4. South Korea: Free public Wi-Fi
When it comes to high-speed internet, South Korea has some of the fastest speeds in the world, averaging at 21.9 Mbps. The country’s residents have access to free Wi-Fi in more than 1,000 public areas across the country, including bus terminals, train stations, and airports. After an hour of free service, users are asked to log in again, giving new users an ability to access the service if space becomes limited. With customers connected to a fast and free internet, the opportunities for online and mobile retailers is enormous.
5. USA: Connecting with workers worldwide
While the USA’s high-speed internet ranks fairly low compared to other developed nations, many American businesses have found it offers them the ability to connect with the rest of the world. Professionals have begun to realise that highly talented labour can be sourced from developing countries, especially in areas like software development. For a fraction of the price they’d pay an American worker, these businesses can go online and find skilled workers, bringing benefit to both the business’s budget and the economies of developing areas. Cash strapped small businesses can now get the range of services they want, at a price they can afford.

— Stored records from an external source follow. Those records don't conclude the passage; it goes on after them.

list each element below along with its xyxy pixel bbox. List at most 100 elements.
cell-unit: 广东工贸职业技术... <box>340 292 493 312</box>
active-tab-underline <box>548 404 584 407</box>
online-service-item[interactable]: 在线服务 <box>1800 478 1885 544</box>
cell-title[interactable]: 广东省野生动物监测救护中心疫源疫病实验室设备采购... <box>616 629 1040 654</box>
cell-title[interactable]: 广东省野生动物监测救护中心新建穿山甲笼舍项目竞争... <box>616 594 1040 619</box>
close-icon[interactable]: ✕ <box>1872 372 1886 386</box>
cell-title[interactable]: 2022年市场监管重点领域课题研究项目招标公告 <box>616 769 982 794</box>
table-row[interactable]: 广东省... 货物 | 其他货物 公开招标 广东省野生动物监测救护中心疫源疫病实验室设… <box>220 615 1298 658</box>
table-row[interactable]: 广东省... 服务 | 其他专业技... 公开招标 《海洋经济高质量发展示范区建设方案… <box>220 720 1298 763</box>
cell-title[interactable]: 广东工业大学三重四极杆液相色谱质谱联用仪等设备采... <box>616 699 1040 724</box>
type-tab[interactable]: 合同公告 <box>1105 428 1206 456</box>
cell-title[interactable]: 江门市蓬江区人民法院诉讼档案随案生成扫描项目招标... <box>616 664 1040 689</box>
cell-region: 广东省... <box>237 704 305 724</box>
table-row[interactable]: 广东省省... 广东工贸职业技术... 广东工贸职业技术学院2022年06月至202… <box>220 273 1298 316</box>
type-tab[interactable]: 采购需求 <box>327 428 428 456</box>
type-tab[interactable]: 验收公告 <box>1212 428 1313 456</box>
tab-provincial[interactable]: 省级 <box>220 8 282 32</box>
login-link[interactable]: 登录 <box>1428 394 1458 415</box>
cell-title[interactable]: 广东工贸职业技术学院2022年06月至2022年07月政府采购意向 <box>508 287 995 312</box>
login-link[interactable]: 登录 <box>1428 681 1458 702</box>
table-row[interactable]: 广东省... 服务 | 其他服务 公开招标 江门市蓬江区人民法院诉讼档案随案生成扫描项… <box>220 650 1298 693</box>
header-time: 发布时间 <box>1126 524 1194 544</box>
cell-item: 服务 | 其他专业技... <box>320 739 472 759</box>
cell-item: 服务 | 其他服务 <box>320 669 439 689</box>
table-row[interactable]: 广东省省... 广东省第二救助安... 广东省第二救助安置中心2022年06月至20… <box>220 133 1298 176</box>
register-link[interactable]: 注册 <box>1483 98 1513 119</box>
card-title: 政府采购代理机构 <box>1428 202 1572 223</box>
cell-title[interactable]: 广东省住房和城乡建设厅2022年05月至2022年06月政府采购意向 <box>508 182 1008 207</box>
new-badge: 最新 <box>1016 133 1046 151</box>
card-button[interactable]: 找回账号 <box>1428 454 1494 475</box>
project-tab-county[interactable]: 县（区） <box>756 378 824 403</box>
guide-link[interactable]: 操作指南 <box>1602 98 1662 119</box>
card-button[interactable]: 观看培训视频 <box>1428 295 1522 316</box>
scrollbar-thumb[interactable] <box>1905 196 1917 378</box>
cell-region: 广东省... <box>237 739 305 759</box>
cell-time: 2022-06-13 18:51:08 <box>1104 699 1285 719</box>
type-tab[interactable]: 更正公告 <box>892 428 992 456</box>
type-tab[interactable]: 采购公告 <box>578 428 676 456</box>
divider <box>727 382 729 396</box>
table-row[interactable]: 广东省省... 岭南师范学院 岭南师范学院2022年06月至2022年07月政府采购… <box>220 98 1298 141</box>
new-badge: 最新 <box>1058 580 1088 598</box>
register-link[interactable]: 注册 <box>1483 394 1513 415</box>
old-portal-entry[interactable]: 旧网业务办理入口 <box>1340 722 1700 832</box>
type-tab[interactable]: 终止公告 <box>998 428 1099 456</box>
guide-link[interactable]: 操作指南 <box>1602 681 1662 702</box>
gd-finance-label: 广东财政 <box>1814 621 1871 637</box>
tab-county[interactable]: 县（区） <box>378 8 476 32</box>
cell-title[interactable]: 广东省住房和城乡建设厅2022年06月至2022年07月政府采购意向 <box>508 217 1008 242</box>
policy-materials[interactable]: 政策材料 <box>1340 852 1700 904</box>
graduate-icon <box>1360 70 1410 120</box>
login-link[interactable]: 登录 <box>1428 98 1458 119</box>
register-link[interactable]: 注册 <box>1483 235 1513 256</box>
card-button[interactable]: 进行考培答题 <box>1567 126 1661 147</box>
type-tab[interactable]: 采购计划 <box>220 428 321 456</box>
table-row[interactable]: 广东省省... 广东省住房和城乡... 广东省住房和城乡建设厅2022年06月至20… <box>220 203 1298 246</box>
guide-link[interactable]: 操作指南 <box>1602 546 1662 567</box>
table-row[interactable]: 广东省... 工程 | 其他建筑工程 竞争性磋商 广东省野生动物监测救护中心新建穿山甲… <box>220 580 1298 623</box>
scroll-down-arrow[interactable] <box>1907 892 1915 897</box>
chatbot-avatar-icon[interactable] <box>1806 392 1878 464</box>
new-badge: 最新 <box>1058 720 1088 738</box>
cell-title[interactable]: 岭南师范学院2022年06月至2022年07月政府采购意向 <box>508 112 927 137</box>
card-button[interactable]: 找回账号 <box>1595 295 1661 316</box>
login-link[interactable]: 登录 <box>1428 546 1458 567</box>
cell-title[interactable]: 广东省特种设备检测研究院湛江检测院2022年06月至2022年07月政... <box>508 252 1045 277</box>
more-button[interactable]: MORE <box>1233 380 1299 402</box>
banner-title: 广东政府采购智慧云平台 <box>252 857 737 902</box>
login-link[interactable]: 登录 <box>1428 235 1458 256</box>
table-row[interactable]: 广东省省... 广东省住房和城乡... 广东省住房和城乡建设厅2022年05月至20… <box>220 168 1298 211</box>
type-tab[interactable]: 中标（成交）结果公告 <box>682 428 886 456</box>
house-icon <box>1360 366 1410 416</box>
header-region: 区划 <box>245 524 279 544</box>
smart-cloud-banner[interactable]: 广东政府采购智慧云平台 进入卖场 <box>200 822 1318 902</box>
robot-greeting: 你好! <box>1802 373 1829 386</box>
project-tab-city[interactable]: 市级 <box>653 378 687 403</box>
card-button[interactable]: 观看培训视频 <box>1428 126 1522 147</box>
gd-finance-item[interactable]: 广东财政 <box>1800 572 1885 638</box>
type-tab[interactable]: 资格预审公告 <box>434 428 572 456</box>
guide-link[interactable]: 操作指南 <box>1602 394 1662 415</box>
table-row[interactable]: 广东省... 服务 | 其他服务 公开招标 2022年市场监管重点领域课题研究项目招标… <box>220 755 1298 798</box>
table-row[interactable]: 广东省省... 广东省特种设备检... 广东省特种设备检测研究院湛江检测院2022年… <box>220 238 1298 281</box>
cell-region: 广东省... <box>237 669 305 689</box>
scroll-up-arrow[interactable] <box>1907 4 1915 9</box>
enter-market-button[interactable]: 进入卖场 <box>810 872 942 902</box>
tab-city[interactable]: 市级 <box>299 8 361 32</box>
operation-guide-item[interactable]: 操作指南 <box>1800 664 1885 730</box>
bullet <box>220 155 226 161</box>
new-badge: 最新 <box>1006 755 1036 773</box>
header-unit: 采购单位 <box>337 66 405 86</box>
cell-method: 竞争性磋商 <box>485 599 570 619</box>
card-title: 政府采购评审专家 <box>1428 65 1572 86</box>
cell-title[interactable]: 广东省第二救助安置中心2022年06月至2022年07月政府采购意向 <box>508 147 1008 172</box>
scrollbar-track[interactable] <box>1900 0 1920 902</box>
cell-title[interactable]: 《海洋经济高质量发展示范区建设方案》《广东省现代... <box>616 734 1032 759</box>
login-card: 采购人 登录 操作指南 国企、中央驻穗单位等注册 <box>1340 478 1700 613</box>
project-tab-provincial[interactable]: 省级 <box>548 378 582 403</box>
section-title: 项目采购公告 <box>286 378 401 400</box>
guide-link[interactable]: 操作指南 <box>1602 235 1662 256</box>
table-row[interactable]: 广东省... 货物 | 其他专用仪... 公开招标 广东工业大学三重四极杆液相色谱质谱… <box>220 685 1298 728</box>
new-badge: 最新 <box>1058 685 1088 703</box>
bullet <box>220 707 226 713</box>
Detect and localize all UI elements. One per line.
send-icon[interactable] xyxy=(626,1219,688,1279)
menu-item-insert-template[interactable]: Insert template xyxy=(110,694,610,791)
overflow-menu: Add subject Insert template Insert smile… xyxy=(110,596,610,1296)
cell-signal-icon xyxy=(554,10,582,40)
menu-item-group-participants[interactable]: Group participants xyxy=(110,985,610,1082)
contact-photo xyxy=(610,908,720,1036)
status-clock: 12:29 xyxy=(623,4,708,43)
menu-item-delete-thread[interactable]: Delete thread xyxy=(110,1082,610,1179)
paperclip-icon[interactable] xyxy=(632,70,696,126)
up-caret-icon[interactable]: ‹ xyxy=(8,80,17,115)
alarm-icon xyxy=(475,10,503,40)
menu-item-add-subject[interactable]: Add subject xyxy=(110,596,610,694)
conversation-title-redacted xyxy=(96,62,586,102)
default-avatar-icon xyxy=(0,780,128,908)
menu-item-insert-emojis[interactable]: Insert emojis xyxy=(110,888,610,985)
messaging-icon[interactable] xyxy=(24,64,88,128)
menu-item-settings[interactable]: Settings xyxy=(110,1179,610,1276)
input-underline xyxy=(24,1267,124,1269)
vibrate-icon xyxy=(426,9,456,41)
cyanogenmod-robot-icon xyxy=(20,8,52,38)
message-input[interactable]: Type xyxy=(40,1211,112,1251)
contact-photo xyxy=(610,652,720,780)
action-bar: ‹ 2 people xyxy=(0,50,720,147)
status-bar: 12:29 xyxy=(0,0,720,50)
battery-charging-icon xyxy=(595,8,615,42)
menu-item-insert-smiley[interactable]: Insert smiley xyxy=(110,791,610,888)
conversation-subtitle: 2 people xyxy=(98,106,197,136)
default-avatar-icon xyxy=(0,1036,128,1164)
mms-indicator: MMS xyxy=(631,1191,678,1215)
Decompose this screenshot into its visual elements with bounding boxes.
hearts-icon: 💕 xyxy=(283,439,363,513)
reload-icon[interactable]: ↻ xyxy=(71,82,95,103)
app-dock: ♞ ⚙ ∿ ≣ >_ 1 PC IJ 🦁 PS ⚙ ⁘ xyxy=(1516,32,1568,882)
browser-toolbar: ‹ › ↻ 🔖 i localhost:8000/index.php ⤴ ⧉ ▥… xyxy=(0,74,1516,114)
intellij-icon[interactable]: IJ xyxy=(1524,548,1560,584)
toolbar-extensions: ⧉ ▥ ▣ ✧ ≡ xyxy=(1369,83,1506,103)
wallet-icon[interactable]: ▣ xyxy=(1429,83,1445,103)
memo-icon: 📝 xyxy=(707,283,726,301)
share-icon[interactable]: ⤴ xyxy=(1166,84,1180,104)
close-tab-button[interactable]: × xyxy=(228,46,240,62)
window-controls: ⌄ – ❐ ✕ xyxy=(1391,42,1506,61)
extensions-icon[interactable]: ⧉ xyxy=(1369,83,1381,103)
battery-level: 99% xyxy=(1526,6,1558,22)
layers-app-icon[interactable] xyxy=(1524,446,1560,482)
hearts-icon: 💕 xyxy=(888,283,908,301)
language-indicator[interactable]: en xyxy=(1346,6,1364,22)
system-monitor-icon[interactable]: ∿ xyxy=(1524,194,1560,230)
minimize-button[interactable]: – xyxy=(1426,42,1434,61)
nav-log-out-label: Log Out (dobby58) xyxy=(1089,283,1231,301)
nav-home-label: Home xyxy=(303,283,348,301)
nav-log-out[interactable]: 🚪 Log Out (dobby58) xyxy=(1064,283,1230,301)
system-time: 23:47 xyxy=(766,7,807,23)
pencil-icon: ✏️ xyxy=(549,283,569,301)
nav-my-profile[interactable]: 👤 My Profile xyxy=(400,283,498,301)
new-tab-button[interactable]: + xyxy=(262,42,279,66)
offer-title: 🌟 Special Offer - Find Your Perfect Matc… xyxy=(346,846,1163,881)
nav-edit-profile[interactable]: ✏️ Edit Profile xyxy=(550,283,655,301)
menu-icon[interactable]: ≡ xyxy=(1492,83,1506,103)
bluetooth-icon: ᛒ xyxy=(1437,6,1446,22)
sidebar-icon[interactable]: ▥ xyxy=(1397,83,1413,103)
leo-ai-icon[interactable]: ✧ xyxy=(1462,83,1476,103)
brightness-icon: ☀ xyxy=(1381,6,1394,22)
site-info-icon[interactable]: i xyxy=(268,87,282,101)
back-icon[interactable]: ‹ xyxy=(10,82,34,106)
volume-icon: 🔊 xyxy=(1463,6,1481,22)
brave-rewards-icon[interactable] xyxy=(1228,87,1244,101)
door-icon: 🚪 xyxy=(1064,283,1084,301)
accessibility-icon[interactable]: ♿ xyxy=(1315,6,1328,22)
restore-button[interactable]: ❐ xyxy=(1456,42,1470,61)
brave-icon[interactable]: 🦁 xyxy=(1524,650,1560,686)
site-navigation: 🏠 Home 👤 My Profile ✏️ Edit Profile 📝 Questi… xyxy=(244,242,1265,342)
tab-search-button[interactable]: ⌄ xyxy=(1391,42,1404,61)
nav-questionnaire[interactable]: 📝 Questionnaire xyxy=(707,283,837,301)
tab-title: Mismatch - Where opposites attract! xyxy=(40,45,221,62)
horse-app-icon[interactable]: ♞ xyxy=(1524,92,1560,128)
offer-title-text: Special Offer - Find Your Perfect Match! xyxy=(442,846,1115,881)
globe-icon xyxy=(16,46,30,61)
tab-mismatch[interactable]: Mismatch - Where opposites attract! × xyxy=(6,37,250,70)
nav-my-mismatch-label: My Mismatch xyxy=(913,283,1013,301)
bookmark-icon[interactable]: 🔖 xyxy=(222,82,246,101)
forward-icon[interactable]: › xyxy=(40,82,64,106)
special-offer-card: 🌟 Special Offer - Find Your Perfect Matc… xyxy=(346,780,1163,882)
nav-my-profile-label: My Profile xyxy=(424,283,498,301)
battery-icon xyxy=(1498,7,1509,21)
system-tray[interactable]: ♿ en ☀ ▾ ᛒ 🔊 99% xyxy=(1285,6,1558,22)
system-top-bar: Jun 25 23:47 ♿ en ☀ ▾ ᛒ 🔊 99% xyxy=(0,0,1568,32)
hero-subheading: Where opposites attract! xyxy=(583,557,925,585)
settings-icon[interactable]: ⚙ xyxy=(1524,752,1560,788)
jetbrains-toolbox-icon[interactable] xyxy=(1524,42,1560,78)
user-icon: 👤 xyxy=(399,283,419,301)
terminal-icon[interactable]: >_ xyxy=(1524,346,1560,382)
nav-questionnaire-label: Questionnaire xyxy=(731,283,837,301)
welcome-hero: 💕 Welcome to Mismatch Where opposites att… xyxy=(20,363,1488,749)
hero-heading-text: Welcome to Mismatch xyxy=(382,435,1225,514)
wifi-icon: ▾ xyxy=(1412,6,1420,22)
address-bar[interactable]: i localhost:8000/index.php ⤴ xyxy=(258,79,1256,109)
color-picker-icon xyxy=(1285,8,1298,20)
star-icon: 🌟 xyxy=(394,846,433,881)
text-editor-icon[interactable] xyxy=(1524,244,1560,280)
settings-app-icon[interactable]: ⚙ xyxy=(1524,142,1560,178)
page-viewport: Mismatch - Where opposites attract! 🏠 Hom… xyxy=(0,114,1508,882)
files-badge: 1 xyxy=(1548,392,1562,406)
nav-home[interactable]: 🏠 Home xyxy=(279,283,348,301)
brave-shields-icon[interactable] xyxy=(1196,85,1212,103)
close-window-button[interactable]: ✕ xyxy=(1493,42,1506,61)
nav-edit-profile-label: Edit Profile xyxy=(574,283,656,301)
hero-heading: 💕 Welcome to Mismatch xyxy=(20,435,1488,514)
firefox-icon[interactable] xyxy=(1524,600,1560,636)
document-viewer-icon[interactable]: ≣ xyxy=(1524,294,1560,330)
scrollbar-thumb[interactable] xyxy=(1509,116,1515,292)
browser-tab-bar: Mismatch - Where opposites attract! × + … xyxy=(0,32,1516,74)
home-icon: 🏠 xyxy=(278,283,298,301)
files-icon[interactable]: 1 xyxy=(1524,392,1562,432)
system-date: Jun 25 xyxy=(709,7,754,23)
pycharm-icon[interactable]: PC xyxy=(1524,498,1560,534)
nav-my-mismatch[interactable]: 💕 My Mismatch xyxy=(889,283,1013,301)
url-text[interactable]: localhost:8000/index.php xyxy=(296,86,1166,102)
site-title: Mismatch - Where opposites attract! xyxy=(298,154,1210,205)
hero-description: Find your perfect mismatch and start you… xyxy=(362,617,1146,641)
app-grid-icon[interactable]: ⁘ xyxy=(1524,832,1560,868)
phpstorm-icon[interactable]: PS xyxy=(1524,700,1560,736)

6. Japan: Embracing the Internet of Things
Much has been written about Japan’s interest in robotics, with the country’s National Museum of Emerging Science and Innovation hosting robots that promise to be the future. But Japan’s interest in making lives easier with technology doesn’t end there. With so many major electronics manufactured in Japan (Panasonic, Sony, Fujitsu), the country’s technology leaders realise that the Internet of Things is the future.Currently, many of these companies are suffering financially, so connecting TVs, cameras, and home appliances will be essential to these businesses’ long-term survival. The Tobacco Institute of Japan is an example of a business that has put Internet of Things to use, with vending machines that have the ability to communicate back when product supply inside machines gets low.
Faster, stronger, better
As is evidenced in these examples, high-speed internet has the power to bring major changes to the residents and businesses of any country. Fast networks provide connectivity from anywhere, using mobile devices, PCs, and even home appliances, with an economic impact that is infinite. For small businesses in Australia, there’s a world of inspiration to draw new ideas from and prepare for a faster, stronger connection to both the local and global marketplace.